1967 Plymouth Barracuda Formula S Fastback
Not a lot of cars can live up to the reputation of the Plymouth Barracuda. This car became so iconic it's actually known by the "Cuda" nickname more so than its actual name, and that doesn't even take into account the 7.0L 426-Hemi engine that made it famous. 1967 marked the introduction of the second generation of the Barracuda, with streamlined, Coke-bottle contours, S-curved roof pillars and curved side glass. It was a beautiful car that has stood the test of time.

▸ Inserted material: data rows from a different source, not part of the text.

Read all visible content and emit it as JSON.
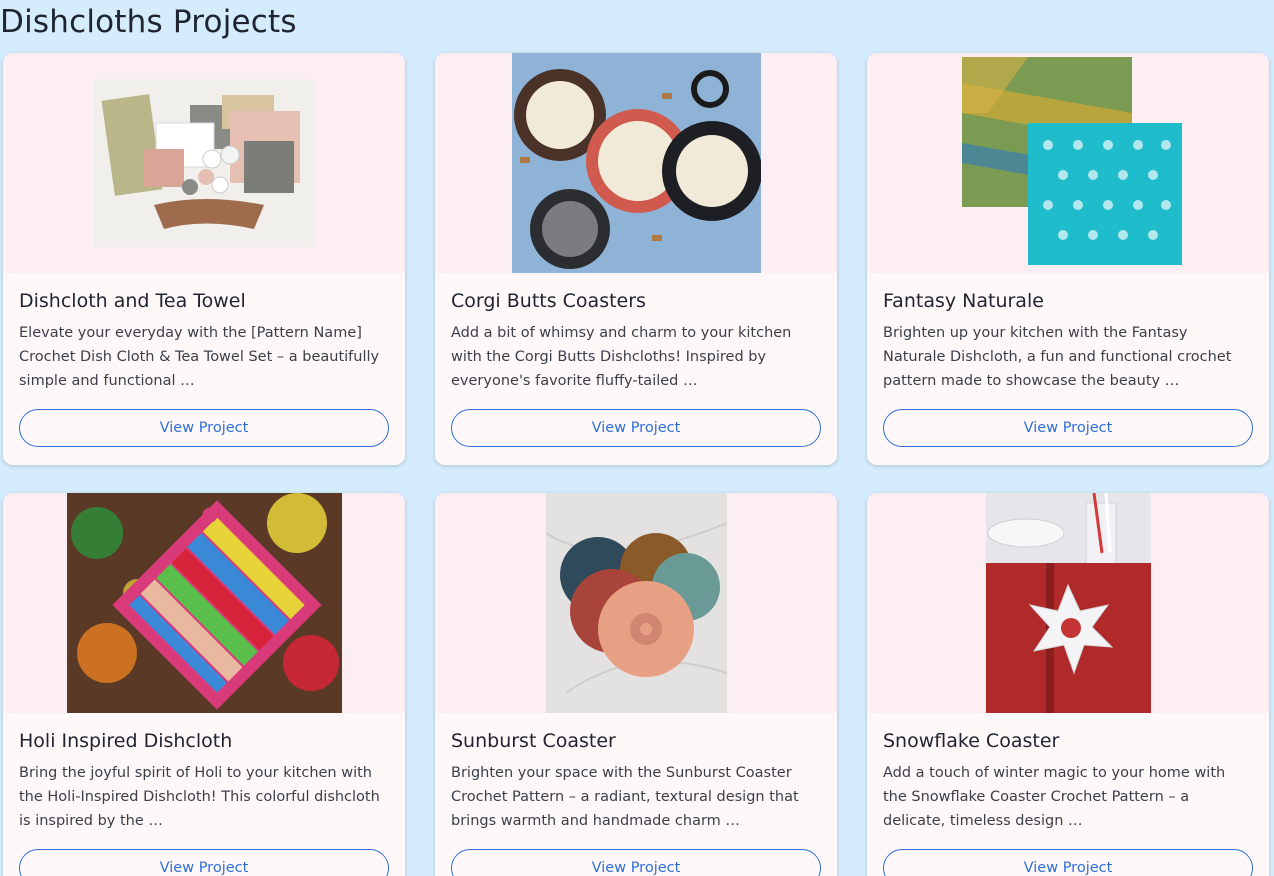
{
  "page": {
    "title": "Dishcloths Projects"
  },
  "colors": {
    "page_background": "#d4ecfb",
    "card_background": "#fff8f9",
    "image_pad": "#fdeef4",
    "accent": "#2f6fdc",
    "text": "#1f2430"
  },
  "cards": [
    {
      "title": "Dishcloth and Tea Towel",
      "description": "Elevate your everyday with the [Pattern Name] Crochet Dish Cloth & Tea Towel Set – a beautifully simple and functional …",
      "button": "View Project",
      "image": "dishcloth-tea-towel-photo"
    },
    {
      "title": "Corgi Butts Coasters",
      "description": "Add a bit of whimsy and charm to your kitchen with the Corgi Butts Dishcloths! Inspired by everyone's favorite fluffy-tailed …",
      "button": "View Project",
      "image": "corgi-coasters-photo"
    },
    {
      "title": "Fantasy Naturale",
      "description": "Brighten up your kitchen with the Fantasy Naturale Dishcloth, a fun and functional crochet pattern made to showcase the beauty …",
      "button": "View Project",
      "image": "fantasy-naturale-photo"
    },
    {
      "title": "Holi Inspired Dishcloth",
      "description": "Bring the joyful spirit of Holi to your kitchen with the Holi-Inspired Dishcloth! This colorful dishcloth is inspired by the …",
      "button": "View Project",
      "image": "holi-dishcloth-photo"
    },
    {
      "title": "Sunburst Coaster",
      "description": "Brighten your space with the Sunburst Coaster Crochet Pattern – a radiant, textural design that brings warmth and handmade charm …",
      "button": "View Project",
      "image": "sunburst-coaster-photo"
    },
    {
      "title": "Snowflake Coaster",
      "description": "Add a touch of winter magic to your home with the Snowflake Coaster Crochet Pattern – a delicate, timeless design …",
      "button": "View Project",
      "image": "snowflake-coaster-photo"
    }
  ]
}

1967 Chevrolet Corvair Monza
Car Life magazine called the Corvair Monza "the phantom" in their 1968 review. It was a compact, sporty little car that was designed to compete with other cars like the Volkswagen Beetle and the Rambler American. Unfortunately for the Corvair, it took a huge reputation blow when it was criticized for poor handling, though it was later proven to be no less safe than most other cars on the road.
1963 Austin Mini 850 Mk1
Few cars represent what most people think of as Great Britain in the 1960s quite like the Austin Mini. This little car could still somehow seat four people, thanks to a transversely-mounted engine and a gearbox that was part of the engine's sump, greatly saving space. The whole thing was created to be economical in both space and fuel consumption, in response to the oil crisis. The result was an iconic car that everyone can recognize at a glance.
1969 Plymouth Road Runner
How could a car named after a cartoon character not be awesome? Plymouth paid a licensing fee to Warner Bros. for the use of the Road Runner name on their lower-cost muscle car, and it lived up to its namesake. The '69 model was available with a 426 7.0L Hemi engine that would have given any cartoon coyote a run for its money. In fact, the air cleaner lid had a decal featuring Wile E. Coyote that said, "Coyote Duster."
1968 Ford GT40 Mk1
If you've never seen a Ferrari-killer, well, now you have. Ford's legendary GT40 was designed with the assistance of the legendary Carroll Shelby, the man behind the Shelby Cobra, to defeat Ferrari at the 24 Hours of Le Mans race after Ferrari had won the race several years in a row. The GT40 Mk 1 won the Le Mans in 1968 and again in 1969, destroying Ferrari and proving itself to be a remarkable piece of engineering.
1969 Jensen Interceptor
1969 marked the beginning of the second generation of the Jensen Interceptor, a short-lived vehicle that never made it out of the '70s. This car was hand-built in England, with a steel body shell that offered a full-on Euro-style trip like few other cars of the era. And with a 383-cubic-inch 6.3L Golden Commando V8 engine, it could tear up the road.